RyR1 in β-sarcoglycan deficient muscle is cysteine-nitrosylated, oxidized, and depleted of calstabin1. (A) Representative immunoblot of immunoprecipitated RyR1 from wild-type (WT) and β-sarcoglycan deficient (Sgcb−/−) EDL muscles. Antibodies against RyR1-S2844 phosphorylation (P*RyR1), cysteine-nitrosylated (Cys NO) proteins, calstabin1, and the protein oxidation marker 2,4- dinitrophenylhydrazone (DNP) was used. The muscle from a mouse treated with S107 is marked (+). (B) Bar graph showing average band intensities normalized to RyR1 expression (mean ± SEM, n = 3 for all groups).

Figure 3

β-sarcoglycan deficient muscle displays RyR1 dysfunction and defective SR Ca²⁺release that is restored by S107 treatment. (A-C) Representative RyR1 single channel current traces in samples from WT (A), Sgcb−/− (B), and Sgcb−/− S107 (C) treated mice. Channel activity was measured at 90 nmol/L (nM) free cytosolic [Ca²⁺]. Channel openings are shown as upward deflections; the closed (c -) state of the channel is indicated by horizontal bars in the beginning of each tracing.

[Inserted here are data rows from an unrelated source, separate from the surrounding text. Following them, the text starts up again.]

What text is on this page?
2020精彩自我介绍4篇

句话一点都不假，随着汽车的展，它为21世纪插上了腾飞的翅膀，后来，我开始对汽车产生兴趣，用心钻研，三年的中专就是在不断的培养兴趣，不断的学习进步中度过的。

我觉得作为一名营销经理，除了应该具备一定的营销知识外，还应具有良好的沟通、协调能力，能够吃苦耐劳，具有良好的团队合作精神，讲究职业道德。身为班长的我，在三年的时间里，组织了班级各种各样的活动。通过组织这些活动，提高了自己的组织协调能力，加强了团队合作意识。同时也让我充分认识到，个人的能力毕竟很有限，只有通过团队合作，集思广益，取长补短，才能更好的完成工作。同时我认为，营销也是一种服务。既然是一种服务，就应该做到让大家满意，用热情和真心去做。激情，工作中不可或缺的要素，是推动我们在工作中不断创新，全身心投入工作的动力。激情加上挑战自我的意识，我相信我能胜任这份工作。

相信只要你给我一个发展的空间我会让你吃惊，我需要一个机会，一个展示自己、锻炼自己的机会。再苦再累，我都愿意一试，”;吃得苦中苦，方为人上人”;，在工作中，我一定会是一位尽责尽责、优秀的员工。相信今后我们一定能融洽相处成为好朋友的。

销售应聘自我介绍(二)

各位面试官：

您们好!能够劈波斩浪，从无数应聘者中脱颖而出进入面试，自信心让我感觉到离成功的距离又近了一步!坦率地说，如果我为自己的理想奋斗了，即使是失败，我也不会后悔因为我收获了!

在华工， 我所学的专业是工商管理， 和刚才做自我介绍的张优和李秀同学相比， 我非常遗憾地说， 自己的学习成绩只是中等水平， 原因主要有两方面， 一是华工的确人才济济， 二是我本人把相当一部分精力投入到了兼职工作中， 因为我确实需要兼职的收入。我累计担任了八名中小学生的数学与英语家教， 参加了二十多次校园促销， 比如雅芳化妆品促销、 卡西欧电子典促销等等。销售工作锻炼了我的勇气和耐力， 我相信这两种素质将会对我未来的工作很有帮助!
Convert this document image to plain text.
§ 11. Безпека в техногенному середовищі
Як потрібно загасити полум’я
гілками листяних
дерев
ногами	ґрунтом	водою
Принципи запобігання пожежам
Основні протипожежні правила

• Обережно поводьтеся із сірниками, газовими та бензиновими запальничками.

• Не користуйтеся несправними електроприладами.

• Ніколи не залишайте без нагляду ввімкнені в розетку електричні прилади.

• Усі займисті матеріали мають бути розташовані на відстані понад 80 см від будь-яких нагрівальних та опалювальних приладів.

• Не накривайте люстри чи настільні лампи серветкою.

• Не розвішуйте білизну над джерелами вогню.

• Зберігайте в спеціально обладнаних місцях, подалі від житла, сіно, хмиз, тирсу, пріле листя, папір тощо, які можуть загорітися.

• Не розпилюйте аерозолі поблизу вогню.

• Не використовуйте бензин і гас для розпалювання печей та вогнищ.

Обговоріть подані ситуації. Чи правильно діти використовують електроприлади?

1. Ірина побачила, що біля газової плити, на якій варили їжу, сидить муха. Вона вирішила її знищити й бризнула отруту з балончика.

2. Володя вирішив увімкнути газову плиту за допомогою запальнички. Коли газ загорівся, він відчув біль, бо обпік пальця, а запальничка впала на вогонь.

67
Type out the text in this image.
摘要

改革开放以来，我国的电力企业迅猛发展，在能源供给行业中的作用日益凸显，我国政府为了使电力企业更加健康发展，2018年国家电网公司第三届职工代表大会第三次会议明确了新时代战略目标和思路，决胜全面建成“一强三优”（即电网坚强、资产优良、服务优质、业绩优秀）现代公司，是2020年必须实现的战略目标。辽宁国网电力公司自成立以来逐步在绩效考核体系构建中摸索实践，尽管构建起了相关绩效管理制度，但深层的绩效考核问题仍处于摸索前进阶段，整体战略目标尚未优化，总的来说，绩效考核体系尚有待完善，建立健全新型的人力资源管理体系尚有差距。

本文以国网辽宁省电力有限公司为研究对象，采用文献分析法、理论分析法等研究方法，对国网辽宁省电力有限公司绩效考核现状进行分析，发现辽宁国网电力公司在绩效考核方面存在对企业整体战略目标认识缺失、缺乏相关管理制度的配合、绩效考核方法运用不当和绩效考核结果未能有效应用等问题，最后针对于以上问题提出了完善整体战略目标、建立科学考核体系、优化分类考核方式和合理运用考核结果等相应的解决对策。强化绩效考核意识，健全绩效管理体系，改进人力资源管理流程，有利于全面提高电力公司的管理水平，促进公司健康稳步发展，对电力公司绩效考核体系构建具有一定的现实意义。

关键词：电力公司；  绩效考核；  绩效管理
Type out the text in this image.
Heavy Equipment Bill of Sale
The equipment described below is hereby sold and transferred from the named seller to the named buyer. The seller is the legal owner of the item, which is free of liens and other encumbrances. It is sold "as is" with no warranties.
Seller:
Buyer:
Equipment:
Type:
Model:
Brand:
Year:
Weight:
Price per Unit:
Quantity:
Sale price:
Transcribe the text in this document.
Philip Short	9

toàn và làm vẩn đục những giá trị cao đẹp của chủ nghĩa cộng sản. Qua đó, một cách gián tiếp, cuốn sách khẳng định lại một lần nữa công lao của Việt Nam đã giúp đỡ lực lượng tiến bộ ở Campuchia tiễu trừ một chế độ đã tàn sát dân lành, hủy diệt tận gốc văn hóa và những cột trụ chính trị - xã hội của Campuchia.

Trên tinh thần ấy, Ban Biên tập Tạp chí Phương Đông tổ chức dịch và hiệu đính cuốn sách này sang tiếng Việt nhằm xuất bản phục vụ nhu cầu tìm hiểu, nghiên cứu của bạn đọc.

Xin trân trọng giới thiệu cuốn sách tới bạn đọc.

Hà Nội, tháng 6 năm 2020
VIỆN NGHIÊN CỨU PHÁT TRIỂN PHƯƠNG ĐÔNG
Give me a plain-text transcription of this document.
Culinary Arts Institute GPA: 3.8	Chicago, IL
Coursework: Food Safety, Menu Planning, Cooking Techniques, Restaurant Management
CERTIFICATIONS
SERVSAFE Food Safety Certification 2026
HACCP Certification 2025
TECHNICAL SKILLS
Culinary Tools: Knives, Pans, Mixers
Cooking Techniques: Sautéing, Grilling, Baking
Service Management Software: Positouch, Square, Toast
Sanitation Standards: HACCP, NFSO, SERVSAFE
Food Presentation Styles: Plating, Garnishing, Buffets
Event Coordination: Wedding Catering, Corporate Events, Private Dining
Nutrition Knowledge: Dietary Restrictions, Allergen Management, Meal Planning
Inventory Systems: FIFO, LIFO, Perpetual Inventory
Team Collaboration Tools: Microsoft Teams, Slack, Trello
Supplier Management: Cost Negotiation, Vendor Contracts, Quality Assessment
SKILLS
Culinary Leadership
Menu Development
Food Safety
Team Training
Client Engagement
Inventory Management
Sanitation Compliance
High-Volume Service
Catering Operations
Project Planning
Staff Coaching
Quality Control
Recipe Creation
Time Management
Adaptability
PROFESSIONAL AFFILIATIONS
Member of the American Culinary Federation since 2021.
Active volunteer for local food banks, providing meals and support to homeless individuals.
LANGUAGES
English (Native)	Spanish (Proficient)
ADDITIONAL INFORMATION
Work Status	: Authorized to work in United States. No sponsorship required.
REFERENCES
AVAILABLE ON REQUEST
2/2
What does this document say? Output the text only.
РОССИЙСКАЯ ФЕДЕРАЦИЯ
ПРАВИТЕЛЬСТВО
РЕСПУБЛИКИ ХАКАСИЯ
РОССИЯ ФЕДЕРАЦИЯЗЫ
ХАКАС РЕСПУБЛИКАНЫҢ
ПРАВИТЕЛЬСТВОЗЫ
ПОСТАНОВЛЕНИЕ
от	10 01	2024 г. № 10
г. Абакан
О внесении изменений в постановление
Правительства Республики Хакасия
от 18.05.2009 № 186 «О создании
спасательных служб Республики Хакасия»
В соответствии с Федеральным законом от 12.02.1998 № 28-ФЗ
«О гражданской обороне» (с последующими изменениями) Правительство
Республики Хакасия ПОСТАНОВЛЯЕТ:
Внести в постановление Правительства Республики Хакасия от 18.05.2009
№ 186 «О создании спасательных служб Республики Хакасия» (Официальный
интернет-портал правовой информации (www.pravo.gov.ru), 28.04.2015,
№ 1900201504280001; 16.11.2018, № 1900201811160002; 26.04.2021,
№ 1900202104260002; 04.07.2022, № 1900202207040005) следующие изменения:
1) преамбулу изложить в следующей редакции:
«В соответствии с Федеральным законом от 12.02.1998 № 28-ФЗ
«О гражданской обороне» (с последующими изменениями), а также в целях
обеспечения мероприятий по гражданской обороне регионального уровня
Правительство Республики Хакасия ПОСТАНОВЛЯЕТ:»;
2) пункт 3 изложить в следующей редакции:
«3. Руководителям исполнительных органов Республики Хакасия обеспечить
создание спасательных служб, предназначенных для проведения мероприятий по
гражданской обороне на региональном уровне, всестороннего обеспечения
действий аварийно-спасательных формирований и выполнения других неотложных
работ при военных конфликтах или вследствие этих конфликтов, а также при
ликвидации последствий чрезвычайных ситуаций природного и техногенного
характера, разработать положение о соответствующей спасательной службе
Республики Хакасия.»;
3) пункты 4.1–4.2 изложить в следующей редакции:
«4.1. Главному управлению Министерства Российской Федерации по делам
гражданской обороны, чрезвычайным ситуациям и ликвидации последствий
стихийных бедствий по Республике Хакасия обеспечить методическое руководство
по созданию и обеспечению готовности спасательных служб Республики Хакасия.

For each group, channel activity is illustrated by four different traces, each of 5 s length as indicated by dimension bars. The single channel open probability (Po), To (mean open time) and Tc (mean closed time) were calculated from a 2 min recording under 90 nmol/L free cytosolic [Ca²⁺] are shown above the upper trace. (D) Bar graph summarizing RyR1 single channel Po under 90 nmol/L free cytosolic [Ca²⁺] from WT (n = 4; white bar), Sgcb−/− (n = 3; black bar), and Sgcb−/− + S107 (n = 4; red bar) samples. Data presented as mean ± S.E.M; * P <0.05; ** P <0.01 (ANOVA). (E) Representative tetanic Ca²⁺ transients (normalized Fluo-4 fluorescence) in FDB muscle fibers from wild-type (WT), β-sarcoglycan-deficient control (Sgcb−/−), and S107-treated β-sarcoglycan-deficient (Sgcb−/− S107) mice. (F) Average Ca²⁺ transient amplitudes (±SEM, n = 6 (WT) n =20 (Sgcb−/−), n = 26 (Sgcb−/− S107) cells from three mice in each group, * P <0.05, ** P <0.01 (ANOVA)).

Figure 4

S107 treatment increases muscle force and exercise capacity in β-sarcoglycan deficient mice. (A) Force-frequency curves of EDL muscle from WT control, β-sarcoglycan-deficient (Sgcb−/−), and S107-treated Sgcb−/− (Sgcb−/− S107) mice. (B) Fatigue stimulation (50 tetani; each tetanic stimulation had a duration of 350 ms and was produced by stimulating the muscle with 0.5 ms pulses at 70 Hz frequency) on the same muscles as (A). (C) Relative decline in force production during fatigue in (B). EDL force measurements are presented as mean ± SEM, n = 6–9. (D, E) Exercise capacity in Sgcb−/− mice is improved by S107. Daily voluntary running distance (D) and average running speed (E). Pooled data are presented as mean ± SEM, n = 8–5, * P <0.05 (ANOVA).